Two 3090s is 48GB, so it's possible to run the 6-bit quantization comfortably, which is fine. It doesn't start to get notably dumber until lower than that. It won't be as fast as a hosted model, but dual 3090s will be comfortably fast for interactive use with the MoE version and not terrible to use with the dense model. I run the dense model at 8 bits on my dual Radeon V620 desktop machine, which I think would be slower than two 3090s, or at least not notably faster.
Have you done comparisons with 4 bit and seen a noticeable difference for coding tasks?
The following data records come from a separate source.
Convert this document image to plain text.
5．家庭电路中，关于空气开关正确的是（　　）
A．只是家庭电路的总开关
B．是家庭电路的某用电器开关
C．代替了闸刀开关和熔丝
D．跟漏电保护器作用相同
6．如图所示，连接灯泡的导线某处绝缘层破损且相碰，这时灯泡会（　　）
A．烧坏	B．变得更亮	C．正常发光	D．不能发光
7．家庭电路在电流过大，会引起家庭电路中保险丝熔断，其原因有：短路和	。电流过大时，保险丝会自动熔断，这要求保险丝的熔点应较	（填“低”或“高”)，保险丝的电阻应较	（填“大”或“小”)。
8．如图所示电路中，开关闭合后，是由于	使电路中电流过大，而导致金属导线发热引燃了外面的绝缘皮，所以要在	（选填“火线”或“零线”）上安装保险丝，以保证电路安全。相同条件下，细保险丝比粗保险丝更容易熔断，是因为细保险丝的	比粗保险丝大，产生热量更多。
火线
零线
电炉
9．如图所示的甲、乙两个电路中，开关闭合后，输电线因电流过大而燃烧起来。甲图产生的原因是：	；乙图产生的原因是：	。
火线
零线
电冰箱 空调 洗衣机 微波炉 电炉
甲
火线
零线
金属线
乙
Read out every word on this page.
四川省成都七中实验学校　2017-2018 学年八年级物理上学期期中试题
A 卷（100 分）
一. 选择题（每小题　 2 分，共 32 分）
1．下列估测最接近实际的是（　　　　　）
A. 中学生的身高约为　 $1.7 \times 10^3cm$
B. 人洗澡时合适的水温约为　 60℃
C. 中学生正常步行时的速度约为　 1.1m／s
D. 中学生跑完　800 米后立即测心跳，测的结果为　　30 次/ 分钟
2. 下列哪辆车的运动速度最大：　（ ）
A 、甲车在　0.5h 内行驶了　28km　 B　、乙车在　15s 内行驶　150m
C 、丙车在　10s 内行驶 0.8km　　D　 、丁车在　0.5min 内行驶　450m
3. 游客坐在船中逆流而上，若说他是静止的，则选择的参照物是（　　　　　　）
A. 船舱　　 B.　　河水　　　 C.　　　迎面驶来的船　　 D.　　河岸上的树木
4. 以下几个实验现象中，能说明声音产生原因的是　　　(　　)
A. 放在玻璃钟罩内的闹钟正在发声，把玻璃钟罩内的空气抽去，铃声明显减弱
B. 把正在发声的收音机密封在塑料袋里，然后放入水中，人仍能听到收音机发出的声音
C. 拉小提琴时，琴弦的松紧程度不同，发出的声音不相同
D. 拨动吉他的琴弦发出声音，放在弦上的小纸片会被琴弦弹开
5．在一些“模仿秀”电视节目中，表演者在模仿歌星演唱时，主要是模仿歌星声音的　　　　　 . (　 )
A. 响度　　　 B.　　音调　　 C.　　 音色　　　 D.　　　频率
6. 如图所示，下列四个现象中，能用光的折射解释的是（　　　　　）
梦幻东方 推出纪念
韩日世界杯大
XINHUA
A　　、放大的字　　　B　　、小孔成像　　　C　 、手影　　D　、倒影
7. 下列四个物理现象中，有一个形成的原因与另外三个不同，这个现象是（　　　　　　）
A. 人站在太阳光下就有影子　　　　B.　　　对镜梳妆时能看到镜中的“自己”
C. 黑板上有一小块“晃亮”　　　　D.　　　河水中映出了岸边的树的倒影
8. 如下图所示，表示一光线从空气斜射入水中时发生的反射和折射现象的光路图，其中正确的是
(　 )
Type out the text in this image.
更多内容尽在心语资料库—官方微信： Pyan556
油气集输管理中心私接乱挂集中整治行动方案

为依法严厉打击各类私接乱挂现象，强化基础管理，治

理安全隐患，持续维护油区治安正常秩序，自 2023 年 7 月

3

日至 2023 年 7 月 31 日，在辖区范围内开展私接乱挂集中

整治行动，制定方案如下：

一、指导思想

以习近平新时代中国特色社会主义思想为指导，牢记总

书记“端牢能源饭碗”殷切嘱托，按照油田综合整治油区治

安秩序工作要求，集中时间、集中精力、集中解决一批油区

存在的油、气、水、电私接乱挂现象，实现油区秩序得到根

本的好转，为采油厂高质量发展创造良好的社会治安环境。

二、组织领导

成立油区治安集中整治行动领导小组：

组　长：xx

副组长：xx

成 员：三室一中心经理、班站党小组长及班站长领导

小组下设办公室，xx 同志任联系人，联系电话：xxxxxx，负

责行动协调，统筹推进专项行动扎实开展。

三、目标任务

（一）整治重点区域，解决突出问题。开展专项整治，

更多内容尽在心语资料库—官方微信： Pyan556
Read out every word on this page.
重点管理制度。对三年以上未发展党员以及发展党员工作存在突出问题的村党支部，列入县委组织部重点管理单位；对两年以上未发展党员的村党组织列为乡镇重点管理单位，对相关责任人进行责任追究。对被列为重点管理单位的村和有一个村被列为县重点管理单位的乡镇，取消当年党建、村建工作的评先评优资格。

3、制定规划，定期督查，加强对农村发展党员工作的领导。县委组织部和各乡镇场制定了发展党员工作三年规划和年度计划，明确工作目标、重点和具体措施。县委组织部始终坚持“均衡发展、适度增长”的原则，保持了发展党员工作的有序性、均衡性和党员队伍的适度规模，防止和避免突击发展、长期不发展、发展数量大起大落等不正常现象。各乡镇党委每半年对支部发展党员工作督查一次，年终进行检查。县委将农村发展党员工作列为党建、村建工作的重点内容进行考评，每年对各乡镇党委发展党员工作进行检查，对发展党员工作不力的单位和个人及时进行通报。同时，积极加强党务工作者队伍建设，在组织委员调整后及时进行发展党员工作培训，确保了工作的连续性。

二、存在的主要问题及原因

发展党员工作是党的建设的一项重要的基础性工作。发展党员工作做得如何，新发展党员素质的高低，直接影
No, I've just seen benchmarks showing most models start degrading around 4-5 bits. That's not to say they become useless, just that down to about 6-bits (with careful hybrid quantizations like unsloth where some of the layers aren't quantized or are quantized at higher bit depths) the quality isn't measurably degraded, but below that there are measurable differences in performance.
People report good results from DeepSeek V4 Flash at 2 bits (the DwarfStar 4 folks are doing it, and I've tried it on my Strix Halo, but it's too slow to be usable, so I haven't bothered to figure out if it's actually smart enough to use for anything).
Anyway, it's obvious models have to degrade in terms of knowledge, at any quantization, even though it may not show up clearly on benchmarks until lower. If you halve the size of the data available, it necessarily loses information about the world.
The data I've seen is stuff like the KL Divergence comparisons that Unsloth does which show something but not clearly whether there's an observable or significant difference in task performance.
One of the things I'm wondering about is what I'm missing for $LLM to create files on the local FS like Claude and Codex do. What I see instead is stuff just printing to stdout, rather than files on the filesystem.
What am I missing?
You're missing an agent. The model uses tool calls to interact with the filesystem, commands on the system, optionally search (you need a search MCP server, like Brave or Exa, and API key), etc.
I usually use the Zed Agent built into Zed editor for self-hosted models, but you could use Pi, OpenCode, Hermes, Claude Code, etc. there are many, many, agents.
The model just predicts text, Claude Code etc parse the output and do the actual file creation (or run shell commands that do it). If you have Claude Code installed look in ~/.claude/projects/... and you can see the transcripts of your actual sessions, or install Mini-SWE-Agent and play with that to get a feel for what's going on.